Ma sapevo che in fondo non era colpa mia.
Come poteva esserlo?
Ero solo stata punita.
Nascere così ed essere considerata strana, diversa, malata.
Non credevo fosse una malattia alla fine.
Le malattie dopo un po' passano, si guarisce.
Io per quanto mi sforzassi non riuscivo a guarire.
Ero sempre quella.
Non conoscevo ancora l'amore.
Era solo un capriccio.
O volevo convincermi che lo fosse.
Un brivido mi attraversò la schiena percorrendomi la colonna vertebrale.
-"Le creature del diavolo" mi diceva spesso la mia maestra di religione.
Ed io piangevo, ancora.
Non ero una creatura del diavolo, non potevo esserlo.
Una bambina non può essere definita così.
Due trecce, guance rosa, allegra e pimpante.
Una bambina così non può essere una creatura del diavolo.
Troppo innocente.
Rimanevo zitta, ad ascoltare, fingendo che tutto quello non mi toccasse per nulla.
E invece mi uccideva, mi uccideva dentro, ogni volta sempre di più.
Come un coltello, feriva dannatamente.
La cosa più difficile era giustificare le lacrime durante quei discorsi.
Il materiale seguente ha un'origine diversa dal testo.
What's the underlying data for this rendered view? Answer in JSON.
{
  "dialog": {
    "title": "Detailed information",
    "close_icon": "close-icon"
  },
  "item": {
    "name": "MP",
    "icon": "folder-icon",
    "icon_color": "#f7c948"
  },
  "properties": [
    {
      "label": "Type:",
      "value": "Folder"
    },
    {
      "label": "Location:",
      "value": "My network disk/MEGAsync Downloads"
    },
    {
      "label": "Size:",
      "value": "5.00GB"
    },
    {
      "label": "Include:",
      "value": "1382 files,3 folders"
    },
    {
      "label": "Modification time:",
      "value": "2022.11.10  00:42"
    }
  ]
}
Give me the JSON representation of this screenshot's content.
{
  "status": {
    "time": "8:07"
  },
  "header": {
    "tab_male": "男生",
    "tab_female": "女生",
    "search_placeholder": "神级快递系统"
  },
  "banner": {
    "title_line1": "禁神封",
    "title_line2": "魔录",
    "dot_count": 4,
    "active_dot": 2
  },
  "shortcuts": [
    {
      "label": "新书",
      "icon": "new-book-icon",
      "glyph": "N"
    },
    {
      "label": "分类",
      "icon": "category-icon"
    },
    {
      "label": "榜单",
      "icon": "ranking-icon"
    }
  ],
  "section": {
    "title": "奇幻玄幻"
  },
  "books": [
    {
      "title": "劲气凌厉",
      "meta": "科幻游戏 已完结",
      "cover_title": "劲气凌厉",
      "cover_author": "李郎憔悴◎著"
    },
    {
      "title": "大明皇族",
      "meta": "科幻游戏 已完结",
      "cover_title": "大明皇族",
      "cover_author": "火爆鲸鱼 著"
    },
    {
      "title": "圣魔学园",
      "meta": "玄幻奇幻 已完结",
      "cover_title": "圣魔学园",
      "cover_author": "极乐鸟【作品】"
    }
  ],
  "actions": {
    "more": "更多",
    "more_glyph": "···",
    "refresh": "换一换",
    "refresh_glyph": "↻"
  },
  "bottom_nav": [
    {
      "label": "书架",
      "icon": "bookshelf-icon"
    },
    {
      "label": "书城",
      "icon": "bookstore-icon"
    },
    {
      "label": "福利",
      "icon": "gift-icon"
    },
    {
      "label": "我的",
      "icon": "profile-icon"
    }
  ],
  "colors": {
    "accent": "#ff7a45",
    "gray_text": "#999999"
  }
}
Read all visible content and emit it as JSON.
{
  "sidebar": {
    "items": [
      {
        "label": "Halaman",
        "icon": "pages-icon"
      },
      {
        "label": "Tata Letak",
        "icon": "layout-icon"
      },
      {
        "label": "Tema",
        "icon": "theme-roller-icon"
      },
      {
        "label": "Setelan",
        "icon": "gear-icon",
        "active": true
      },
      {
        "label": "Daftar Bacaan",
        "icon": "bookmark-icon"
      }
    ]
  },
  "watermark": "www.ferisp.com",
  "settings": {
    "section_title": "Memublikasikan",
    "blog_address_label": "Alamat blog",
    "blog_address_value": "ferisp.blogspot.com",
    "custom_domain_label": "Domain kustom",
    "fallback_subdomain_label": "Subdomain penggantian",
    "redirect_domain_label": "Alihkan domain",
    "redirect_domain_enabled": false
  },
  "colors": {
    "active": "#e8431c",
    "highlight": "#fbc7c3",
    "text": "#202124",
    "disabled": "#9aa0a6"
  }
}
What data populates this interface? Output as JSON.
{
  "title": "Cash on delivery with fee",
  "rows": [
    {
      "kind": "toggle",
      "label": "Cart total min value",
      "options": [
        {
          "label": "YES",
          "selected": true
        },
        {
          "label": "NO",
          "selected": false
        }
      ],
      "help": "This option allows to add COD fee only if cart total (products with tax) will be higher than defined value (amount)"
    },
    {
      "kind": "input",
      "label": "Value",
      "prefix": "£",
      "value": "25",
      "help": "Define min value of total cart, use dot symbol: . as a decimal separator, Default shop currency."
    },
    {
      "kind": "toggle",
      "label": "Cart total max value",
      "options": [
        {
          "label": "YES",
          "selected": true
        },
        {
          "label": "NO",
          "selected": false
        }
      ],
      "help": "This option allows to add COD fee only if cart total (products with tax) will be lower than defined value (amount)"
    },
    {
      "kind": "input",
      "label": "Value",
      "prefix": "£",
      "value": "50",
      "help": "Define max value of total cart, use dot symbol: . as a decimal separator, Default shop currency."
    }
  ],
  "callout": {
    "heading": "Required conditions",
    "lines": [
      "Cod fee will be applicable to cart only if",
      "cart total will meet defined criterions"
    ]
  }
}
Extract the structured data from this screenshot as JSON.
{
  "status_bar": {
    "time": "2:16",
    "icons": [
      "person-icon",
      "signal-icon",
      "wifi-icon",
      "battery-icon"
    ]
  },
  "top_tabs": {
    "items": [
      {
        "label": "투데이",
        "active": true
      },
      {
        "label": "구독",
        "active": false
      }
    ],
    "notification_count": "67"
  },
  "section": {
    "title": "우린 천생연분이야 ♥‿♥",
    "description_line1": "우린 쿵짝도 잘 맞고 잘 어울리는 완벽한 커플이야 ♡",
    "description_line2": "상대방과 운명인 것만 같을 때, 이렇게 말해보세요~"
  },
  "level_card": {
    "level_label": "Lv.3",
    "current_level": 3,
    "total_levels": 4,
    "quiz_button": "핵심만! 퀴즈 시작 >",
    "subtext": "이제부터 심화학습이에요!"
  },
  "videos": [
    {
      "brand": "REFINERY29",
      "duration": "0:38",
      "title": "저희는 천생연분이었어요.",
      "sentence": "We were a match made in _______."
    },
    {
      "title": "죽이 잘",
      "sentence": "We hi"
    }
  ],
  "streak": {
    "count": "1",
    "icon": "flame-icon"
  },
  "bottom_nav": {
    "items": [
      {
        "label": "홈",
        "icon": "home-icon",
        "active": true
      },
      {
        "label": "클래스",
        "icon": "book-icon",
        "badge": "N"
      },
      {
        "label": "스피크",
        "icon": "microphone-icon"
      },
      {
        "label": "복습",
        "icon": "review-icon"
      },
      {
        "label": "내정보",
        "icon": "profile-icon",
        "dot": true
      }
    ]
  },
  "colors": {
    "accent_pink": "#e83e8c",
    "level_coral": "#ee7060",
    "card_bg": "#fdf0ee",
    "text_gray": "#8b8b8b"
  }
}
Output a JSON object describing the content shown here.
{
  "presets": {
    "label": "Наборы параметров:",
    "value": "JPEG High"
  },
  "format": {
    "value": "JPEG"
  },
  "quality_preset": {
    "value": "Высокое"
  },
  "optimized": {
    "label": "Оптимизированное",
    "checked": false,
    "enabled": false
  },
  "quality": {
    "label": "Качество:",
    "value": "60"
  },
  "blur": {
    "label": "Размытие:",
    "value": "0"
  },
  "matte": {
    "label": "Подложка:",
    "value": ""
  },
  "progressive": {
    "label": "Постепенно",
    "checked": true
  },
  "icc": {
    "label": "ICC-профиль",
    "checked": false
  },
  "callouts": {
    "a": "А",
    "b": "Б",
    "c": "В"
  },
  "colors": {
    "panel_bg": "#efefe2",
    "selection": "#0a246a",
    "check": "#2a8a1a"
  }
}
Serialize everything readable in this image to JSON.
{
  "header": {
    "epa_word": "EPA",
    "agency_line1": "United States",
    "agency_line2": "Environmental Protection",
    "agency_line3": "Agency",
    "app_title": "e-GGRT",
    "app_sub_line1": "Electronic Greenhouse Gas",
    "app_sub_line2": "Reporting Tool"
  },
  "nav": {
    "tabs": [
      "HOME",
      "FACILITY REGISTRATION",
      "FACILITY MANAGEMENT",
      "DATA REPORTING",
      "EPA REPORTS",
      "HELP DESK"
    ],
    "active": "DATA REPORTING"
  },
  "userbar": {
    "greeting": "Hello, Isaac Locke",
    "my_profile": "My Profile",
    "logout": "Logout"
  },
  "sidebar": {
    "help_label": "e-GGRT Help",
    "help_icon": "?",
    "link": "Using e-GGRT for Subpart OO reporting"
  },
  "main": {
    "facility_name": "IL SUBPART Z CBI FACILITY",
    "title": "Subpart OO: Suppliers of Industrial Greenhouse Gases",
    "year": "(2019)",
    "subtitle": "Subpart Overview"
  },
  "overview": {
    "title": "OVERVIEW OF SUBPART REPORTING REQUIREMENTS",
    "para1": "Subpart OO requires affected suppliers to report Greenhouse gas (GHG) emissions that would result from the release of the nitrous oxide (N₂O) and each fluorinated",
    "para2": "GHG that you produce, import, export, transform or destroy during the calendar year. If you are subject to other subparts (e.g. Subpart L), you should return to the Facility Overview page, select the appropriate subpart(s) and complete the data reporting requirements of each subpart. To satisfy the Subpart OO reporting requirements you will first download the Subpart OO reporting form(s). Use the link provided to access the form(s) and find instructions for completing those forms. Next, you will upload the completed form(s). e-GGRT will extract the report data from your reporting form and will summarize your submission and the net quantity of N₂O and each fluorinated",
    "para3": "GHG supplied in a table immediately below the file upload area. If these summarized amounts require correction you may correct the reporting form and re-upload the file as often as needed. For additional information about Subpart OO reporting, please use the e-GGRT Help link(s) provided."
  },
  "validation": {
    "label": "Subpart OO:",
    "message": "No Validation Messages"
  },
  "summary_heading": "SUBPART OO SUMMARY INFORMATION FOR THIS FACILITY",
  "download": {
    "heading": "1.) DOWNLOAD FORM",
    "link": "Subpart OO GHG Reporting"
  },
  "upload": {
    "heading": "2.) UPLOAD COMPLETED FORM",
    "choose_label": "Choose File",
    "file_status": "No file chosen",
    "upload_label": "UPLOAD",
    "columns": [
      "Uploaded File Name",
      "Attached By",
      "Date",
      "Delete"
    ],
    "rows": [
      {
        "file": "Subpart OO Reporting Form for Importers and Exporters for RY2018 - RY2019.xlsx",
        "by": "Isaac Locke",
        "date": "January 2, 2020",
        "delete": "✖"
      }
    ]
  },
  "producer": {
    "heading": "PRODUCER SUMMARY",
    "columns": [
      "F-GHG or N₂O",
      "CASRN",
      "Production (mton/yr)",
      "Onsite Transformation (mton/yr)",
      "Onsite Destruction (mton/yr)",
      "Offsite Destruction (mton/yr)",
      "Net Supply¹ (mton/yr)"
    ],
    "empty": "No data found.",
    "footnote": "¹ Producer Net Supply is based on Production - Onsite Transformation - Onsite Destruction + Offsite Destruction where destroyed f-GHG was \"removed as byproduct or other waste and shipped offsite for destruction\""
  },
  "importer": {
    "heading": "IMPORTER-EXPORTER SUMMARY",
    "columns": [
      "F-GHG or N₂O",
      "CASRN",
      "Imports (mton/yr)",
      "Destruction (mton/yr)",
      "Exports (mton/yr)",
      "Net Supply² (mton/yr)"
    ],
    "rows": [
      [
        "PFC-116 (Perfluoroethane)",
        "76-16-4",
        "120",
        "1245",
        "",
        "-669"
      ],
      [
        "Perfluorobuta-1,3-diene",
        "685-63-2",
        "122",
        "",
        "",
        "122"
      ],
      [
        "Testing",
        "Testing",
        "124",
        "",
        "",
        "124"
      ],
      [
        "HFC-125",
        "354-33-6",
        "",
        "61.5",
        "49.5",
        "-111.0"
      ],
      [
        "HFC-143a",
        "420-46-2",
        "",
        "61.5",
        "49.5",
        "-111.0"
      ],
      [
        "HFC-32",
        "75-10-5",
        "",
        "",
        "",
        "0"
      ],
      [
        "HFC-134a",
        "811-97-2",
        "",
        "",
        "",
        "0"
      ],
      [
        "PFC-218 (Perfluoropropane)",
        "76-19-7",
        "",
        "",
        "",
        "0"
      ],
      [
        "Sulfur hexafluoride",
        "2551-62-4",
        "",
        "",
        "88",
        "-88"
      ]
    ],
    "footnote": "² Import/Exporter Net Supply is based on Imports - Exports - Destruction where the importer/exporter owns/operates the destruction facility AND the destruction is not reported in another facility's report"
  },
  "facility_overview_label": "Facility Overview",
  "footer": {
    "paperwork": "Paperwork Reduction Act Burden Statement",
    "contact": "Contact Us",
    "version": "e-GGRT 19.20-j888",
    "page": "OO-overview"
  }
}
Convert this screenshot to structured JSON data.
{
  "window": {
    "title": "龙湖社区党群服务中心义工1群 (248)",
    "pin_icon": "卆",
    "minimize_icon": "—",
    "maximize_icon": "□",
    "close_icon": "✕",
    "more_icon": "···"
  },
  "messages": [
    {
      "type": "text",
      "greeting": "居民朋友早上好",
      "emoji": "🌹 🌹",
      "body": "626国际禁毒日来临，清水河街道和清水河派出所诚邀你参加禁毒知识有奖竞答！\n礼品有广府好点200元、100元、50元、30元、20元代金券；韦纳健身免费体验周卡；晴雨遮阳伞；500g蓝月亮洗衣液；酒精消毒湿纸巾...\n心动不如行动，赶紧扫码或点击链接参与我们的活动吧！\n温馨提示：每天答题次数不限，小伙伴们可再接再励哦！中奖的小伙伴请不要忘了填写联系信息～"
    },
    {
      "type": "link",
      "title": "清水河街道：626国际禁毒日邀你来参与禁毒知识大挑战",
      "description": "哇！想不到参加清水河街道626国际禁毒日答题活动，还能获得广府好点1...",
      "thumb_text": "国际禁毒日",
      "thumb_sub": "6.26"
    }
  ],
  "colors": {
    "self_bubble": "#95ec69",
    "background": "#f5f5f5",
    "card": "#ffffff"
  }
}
Quanti mal di pancia improvvisati, quanti sorrisi forzati.
Poi l'amore arrivò, e non mi sentii più così sbagliata.
Come poteva una cosa che mi rendesse così felice essere sbagliata?
Lasciai andare via tutte le preoccupazioni con la paura che avevo di uscire allo scoperto.
Non mi interessava quello che pensava la gente.
Non più di tanto.
Ero felice, non dovevo più nascondermi, non ne avevo più bisogno, e mi andava bene così.
Alla mia ragazza no.
Lei era debole e non sono stata brava a proteggerla abbastanza.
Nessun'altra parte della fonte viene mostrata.